My strategy vastly reduced the number of requests compared to querying every zip code. For example, in Pennsylvania, there are 1,992 zip codes and 2,694 stores, but I only required 204 queries for the scrape.
BFS Algorithm
- Start with a single coordinate in state (from zip code file)
- Add coordinate to queue
- Pop first coordinate from queue
- Query API up to 10 times with the coordinate
- Add unseen stores (from the given state) to a list of seen stores
- Create a convex hull around all returned stores (including the query coordinate)
- Merge that convex hull with a persistent graph
- Add unqueried vertices of the graph to the queue
- If queue is empty, add a zip code to the queue (if it is not already within the graph)
- Repeat steps 2 onwards until there are no more unqueried graph vertices
I found that the Zyn store database was updated every two weeks, if not more often. I validated for consistency between timeframes. I visited local gas stations and convenience stores to see if the stores that carried Zyn matched up with the store locator results.
The store count metric was a clear measure of availability and retailer confidence in the product, and signaled consumer demand.
At the end of 2018, only 13,600 stores carried Zyn in the U.S. Stores went from 15,000 to 51,000 between Q1 and Q2 2019. Swedish Match was expanding rapidly, making market penetration estimates challenging for analysts. Before the Q3 announcements, I had finished my scraper and discovered 67,565 U.S. stores, showing another 16,565 stores started carrying Zyn (32% growth) since Q2. Estimates from SEB and Carnegie were 55,500 and 57,500, respectively, implying at most 6,500 new stores (13% more). My scrape occurred after the Q3 reporting period, but it was actually better to have real-time information on such staggering expansion. In their Q3 report, Swedish Match reported 62,000 stores, and the stock surged on the news of Zyn’s growth.

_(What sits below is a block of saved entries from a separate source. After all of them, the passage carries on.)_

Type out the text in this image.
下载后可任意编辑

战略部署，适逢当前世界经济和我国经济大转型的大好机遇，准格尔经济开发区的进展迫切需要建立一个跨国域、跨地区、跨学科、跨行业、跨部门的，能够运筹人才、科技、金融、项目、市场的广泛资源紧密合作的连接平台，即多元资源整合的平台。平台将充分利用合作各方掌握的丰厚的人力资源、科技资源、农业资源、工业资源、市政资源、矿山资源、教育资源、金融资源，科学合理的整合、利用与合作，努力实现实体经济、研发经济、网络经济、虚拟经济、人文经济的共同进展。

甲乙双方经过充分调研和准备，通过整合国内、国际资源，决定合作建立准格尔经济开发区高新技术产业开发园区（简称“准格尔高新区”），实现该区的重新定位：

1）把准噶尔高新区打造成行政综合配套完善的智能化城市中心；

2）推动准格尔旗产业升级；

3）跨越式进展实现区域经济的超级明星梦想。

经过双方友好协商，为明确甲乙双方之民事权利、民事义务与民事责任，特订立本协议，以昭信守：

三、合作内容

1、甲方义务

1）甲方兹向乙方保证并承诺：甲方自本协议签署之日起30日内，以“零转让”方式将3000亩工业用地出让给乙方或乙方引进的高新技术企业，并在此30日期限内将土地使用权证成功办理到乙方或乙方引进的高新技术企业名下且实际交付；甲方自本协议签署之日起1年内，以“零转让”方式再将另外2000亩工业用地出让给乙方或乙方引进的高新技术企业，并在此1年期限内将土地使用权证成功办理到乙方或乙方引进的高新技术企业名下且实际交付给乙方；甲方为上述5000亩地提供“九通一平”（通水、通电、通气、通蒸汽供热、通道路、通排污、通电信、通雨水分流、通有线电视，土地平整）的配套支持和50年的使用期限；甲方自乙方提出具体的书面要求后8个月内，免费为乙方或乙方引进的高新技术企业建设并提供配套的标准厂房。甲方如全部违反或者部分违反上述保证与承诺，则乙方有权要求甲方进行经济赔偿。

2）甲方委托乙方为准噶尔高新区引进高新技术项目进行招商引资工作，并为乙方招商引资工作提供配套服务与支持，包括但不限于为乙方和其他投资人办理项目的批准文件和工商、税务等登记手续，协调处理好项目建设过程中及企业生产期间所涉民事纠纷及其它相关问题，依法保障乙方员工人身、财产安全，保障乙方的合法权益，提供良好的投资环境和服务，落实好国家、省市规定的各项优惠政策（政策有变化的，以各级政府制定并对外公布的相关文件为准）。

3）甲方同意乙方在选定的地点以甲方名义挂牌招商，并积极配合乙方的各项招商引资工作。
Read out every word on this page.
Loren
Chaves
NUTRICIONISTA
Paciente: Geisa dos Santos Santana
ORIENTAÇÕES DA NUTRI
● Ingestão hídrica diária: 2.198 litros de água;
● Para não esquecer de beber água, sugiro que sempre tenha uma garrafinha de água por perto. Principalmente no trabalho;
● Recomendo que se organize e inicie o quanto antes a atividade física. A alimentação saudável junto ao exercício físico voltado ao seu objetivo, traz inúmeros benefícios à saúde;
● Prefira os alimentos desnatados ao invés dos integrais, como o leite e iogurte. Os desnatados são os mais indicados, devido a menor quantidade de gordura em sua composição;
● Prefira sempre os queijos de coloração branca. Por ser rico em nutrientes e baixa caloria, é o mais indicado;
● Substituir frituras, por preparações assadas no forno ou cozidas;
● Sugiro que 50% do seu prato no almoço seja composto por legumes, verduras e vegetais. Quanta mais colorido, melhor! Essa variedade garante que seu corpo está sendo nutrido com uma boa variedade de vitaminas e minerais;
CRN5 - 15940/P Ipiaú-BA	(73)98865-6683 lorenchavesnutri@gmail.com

Swedish Match only provided the total store count, but my tool gave me the exact coordinates of every store, providing unique analytical abilities. I noted that the store density in the eastern United States exceeded that of the west, contradicting a concern raised by some analysts who had anticipated lower penetration in eastern markets.
See my interactive visualization
In preparation for Q4, I performed another scrape, revealing 71,972 stores. For comparison, SEB’s post-Q3 estimate for year-end 2019 was 65,000 (which was fewer stores than my Oct. 20 scrape).
Outcome
The stock climbed sharply over both quarters, and analysts were giddily surprised by the breakneck pace of Zyn's market penetration. I pitched my thesis and store count tool to a hedge fund that was impressed enough to bring me on as an intern. In October, Swedish Match was granted the first MRTP from the FDA for eight of its General’s snus products. Meanwhile, Juul’s consumer base dwindled. My thematic theses were playing out according to my expectations.
I plugged my store counts into a discounted cash flow model I built, using conservative estimates for volume per store based on previously reported numbers to estimate revenue and EBIT. My 12-month price target was 723.43 SEK. My DCF was dated Nov 10, 2019, and the current price (pre-stock split) was 448.00 SEK, so I had an implied upside of 61%. Analysts' targets ranged from 500 to 630 SEK. My DCF projected a much higher number than any analysts, and it more accurately reflected the realized ascension of the stock. Between 10/11/19 and 10/11/20, the stock returned 48%, not too short of my predicted upside. (I felt the stock was still undervalued.)
Philip Morris acquired Swedish Match in November 2022. From my initial investment until the stock was delisted, the stock tripled in value (201% return). My actual return on the original investment in the ADR (not including dividends) was 167% (annualized return of 31%).